Navigating Treatment Selection for HER2-Low and -Ultralow Metastatic Breast Cancer

Real-World ADC Outcomes and HER2 Expression Considerations

Recent real-world evidence from over 4000 patients with HER2-negative metastatic breast cancer provides insights into comparative antibody-drug conjugate (ADC) effectiveness across different HER2 expression levels. Analysis of insurance claims data comparing T-DXd vs sacituzumab govitecan in hormone receptor–positive disease showed longer time on treatment for trastuzumab deruxtecan, though this difference was not significant in triple-negative disease. This real-world validation supports clinical trial findings in hormone receptor–positive disease populations.

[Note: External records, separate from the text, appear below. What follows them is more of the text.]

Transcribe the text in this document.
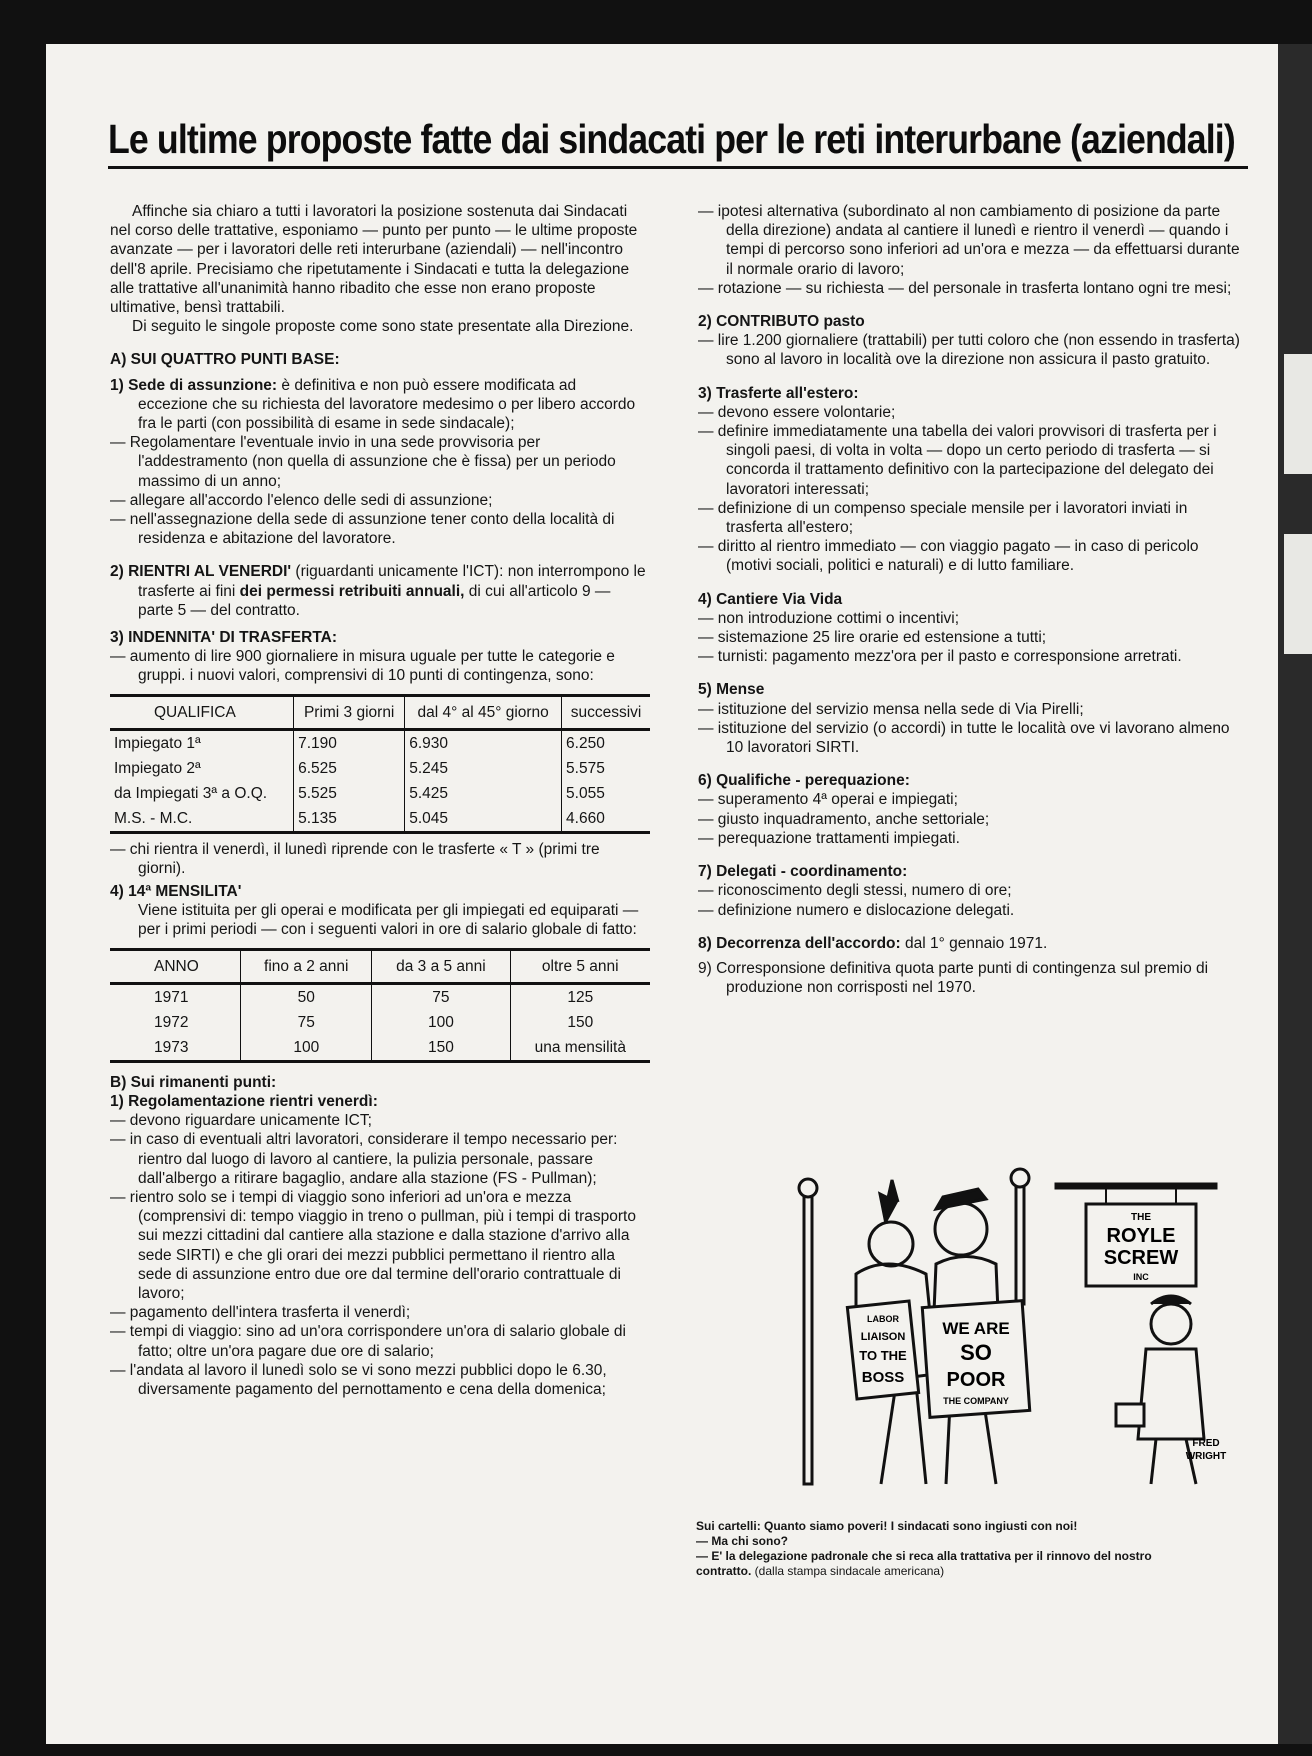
Le ultime proposte fatte dai sindacati per le reti interurbane (aziendali)

Affinche sia chiaro a tutti i lavoratori la posizione sostenuta dai Sindacati nel corso delle trattative, esponiamo — punto per punto — le ultime proposte avanzate — per i lavoratori delle reti interurbane (aziendali) — nell'incontro dell'8 aprile. Precisiamo che ripetutamente i Sindacati e tutta la delegazione alle trattative all'unanimità hanno ribadito che esse non erano proposte ultimative, bensì trattabili.

Di seguito le singole proposte come sono state presentate alla Direzione.

A) SUI QUATTRO PUNTI BASE:

1) Sede di assunzione: è definitiva e non può essere modificata ad eccezione che su richiesta del lavoratore medesimo o per libero accordo fra le parti (con possibilità di esame in sede sindacale);

— Regolamentare l'eventuale invio in una sede provvisoria per l'addestramento (non quella di assunzione che è fissa) per un periodo massimo di un anno;

— allegare all'accordo l'elenco delle sedi di assunzione;

— nell'assegnazione della sede di assunzione tener conto della località di residenza e abitazione del lavoratore.

2) RIENTRI AL VENERDI' (riguardanti unicamente l'ICT): non interrompono le trasferte ai fini dei permessi retribuiti annuali, di cui all'articolo 9 — parte 5 — del contratto.

3) INDENNITA' DI TRASFERTA:

— aumento di lire 900 giornaliere in misura uguale per tutte le categorie e gruppi. i nuovi valori, comprensivi di 10 punti di contingenza, sono:

QUALIFICA	Primi 3 giorni	dal 4° al 45° giorno	successivi
Impiegato 1ª	7.190	6.930	6.250
Impiegato 2ª	6.525	5.245	5.575
da Impiegati 3ª a O.Q.	5.525	5.425	5.055
M.S. - M.C.	5.135	5.045	4.660

— chi rientra il venerdì, il lunedì riprende con le trasferte « T » (primi tre giorni).

4) 14ª MENSILITA'

Viene istituita per gli operai e modificata per gli impiegati ed equiparati — per i primi periodi — con i seguenti valori in ore di salario globale di fatto:

ANNO	fino a 2 anni	da 3 a 5 anni	oltre 5 anni
1971	50	75	125
1972	75	100	150
1973	100	150	una mensilità

B) Sui rimanenti punti:

1) Regolamentazione rientri venerdì:

— devono riguardare unicamente ICT;

— in caso di eventuali altri lavoratori, considerare il tempo necessario per: rientro dal luogo di lavoro al cantiere, la pulizia personale, passare dall'albergo a ritirare bagaglio, andare alla stazione (FS - Pullman);

— rientro solo se i tempi di viaggio sono inferiori ad un'ora e mezza (comprensivi di: tempo viaggio in treno o pullman, più i tempi di trasporto sui mezzi cittadini dal cantiere alla stazione e dalla stazione d'arrivo alla sede SIRTI) e che gli orari dei mezzi pubblici permettano il rientro alla sede di assunzione entro due ore dal termine dell'orario contrattuale di lavoro;

— pagamento dell'intera trasferta il venerdì;

— tempi di viaggio: sino ad un'ora corrispondere un'ora di salario globale di fatto; oltre un'ora pagare due ore di salario;

— l'andata al lavoro il lunedì solo se vi sono mezzi pubblici dopo le 6.30, diversamente pagamento del pernottamento e cena della domenica;

— ipotesi alternativa (subordinato al non cambiamento di posizione da parte della direzione) andata al cantiere il lunedì e rientro il venerdì — quando i tempi di percorso sono inferiori ad un'ora e mezza — da effettuarsi durante il normale orario di lavoro;

— rotazione — su richiesta — del personale in trasferta lontano ogni tre mesi;

2) CONTRIBUTO pasto

— lire 1.200 giornaliere (trattabili) per tutti coloro che (non essendo in trasferta) sono al lavoro in località ove la direzione non assicura il pasto gratuito.

3) Trasferte all'estero:

— devono essere volontarie;

— definire immediatamente una tabella dei valori provvisori di trasferta per i singoli paesi, di volta in volta — dopo un certo periodo di trasferta — si concorda il trattamento definitivo con la partecipazione del delegato dei lavoratori interessati;

— definizione di un compenso speciale mensile per i lavoratori inviati in trasferta all'estero;

— diritto al rientro immediato — con viaggio pagato — in caso di pericolo (motivi sociali, politici e naturali) e di lutto familiare.

4) Cantiere Via Vida

— non introduzione cottimi o incentivi;

— sistemazione 25 lire orarie ed estensione a tutti;

— turnisti: pagamento mezz'ora per il pasto e corresponsione arretrati.

5) Mense

— istituzione del servizio mensa nella sede di Via Pirelli;

— istituzione del servizio (o accordi) in tutte le località ove vi lavorano almeno 10 lavoratori SIRTI.

6) Qualifiche - perequazione:

— superamento 4ª operai e impiegati;

— giusto inquadramento, anche settoriale;

— perequazione trattamenti impiegati.

7) Delegati - coordinamento:

— riconoscimento degli stessi, numero di ore;

— definizione numero e dislocazione delegati.

8) Decorrenza dell'accordo: dal 1° gennaio 1971.

9) Corresponsione definitiva quota parte punti di contingenza sul premio di produzione non corrisposti nel 1970.

THE
ROYLE
SCREW
INC
LABOR
LIAISON
TO THE
BOSS
WE ARE
SO
POOR
THE COMPANY
FRED
WRIGHT
Sui cartelli: Quanto siamo poveri! I sindacati sono ingiusti con noi!
— Ma chi sono?
— E' la delegazione padronale che si reca alla trattativa per il rinnovo del nostro contratto. (dalla stampa sindacale americana)
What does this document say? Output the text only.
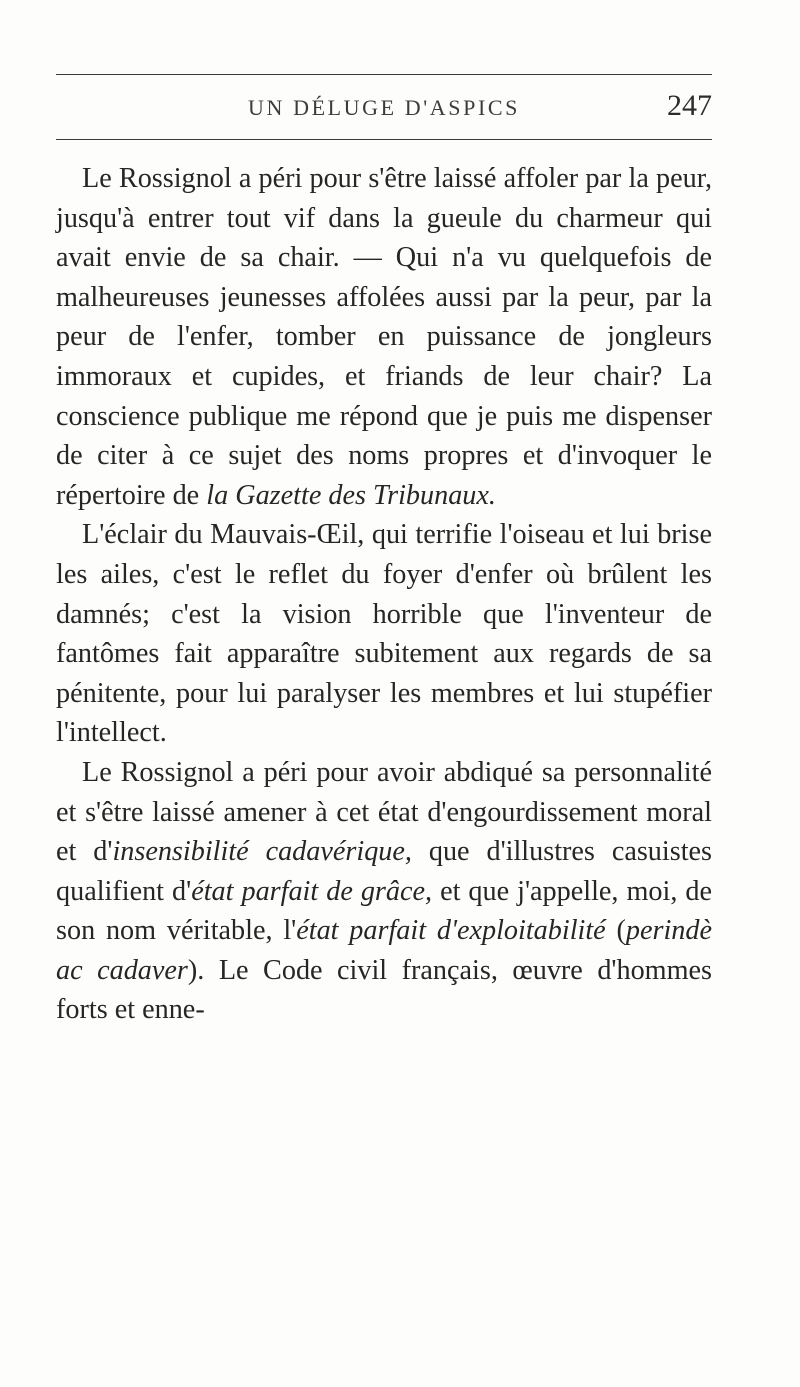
UN DÉLUGE D'ASPICS	247

Le Rossignol a péri pour s'être laissé affoler par la peur, jusqu'à entrer tout vif dans la gueule du charmeur qui avait envie de sa chair. — Qui n'a vu quelquefois de malheureuses jeunesses affolées aussi par la peur, par la peur de l'enfer, tomber en puissance de jongleurs immoraux et cupides, et friands de leur chair? La conscience publique me répond que je puis me dispenser de citer à ce sujet des noms propres et d'invoquer le répertoire de la Gazette des Tribunaux.

L'éclair du Mauvais-Œil, qui terrifie l'oiseau et lui brise les ailes, c'est le reflet du foyer d'enfer où brûlent les damnés; c'est la vision horrible que l'inventeur de fantômes fait apparaître subitement aux regards de sa pénitente, pour lui paralyser les membres et lui stupéfier l'intellect.

Le Rossignol a péri pour avoir abdiqué sa personnalité et s'être laissé amener à cet état d'engourdissement moral et d'insensibilité cadavérique, que d'illustres casuistes qualifient d'état parfait de grâce, et que j'appelle, moi, de son nom véritable, l'état parfait d'exploitabilité (perindè ac cadaver). Le Code civil français, œuvre d'hommes forts et enne-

Particularly intriguing findings emerged regarding HER2-null disease, where patients appeared to achieve better outcomes with sacituzumab govitecan compared with T-DXd. This observation suggests potential biomarker-driven selection strategies, with patients with HER2-null disease potentially benefiting more from TROP2-targeted therapy rather than HER2-targeted approaches. These findings raise important questions about sequencing decisions based on HER2 expression levels within the broadly defined HER2-negative disease population.

The implications for clinical practice include consideration of HER2 expression intensity when selecting initial ADC therapy. Patients with HER2-low or -ultralow expression may derive greater benefit from trastuzumab deruxtecan, whereas those with HER2-null disease might achieve better outcomes with sacituzumab govitecan as first-line ADC therapy. This nuanced approach to biomarker-driven ADC selection represents an evolution in personalized cancer treatment within the HER2-negative spectrum.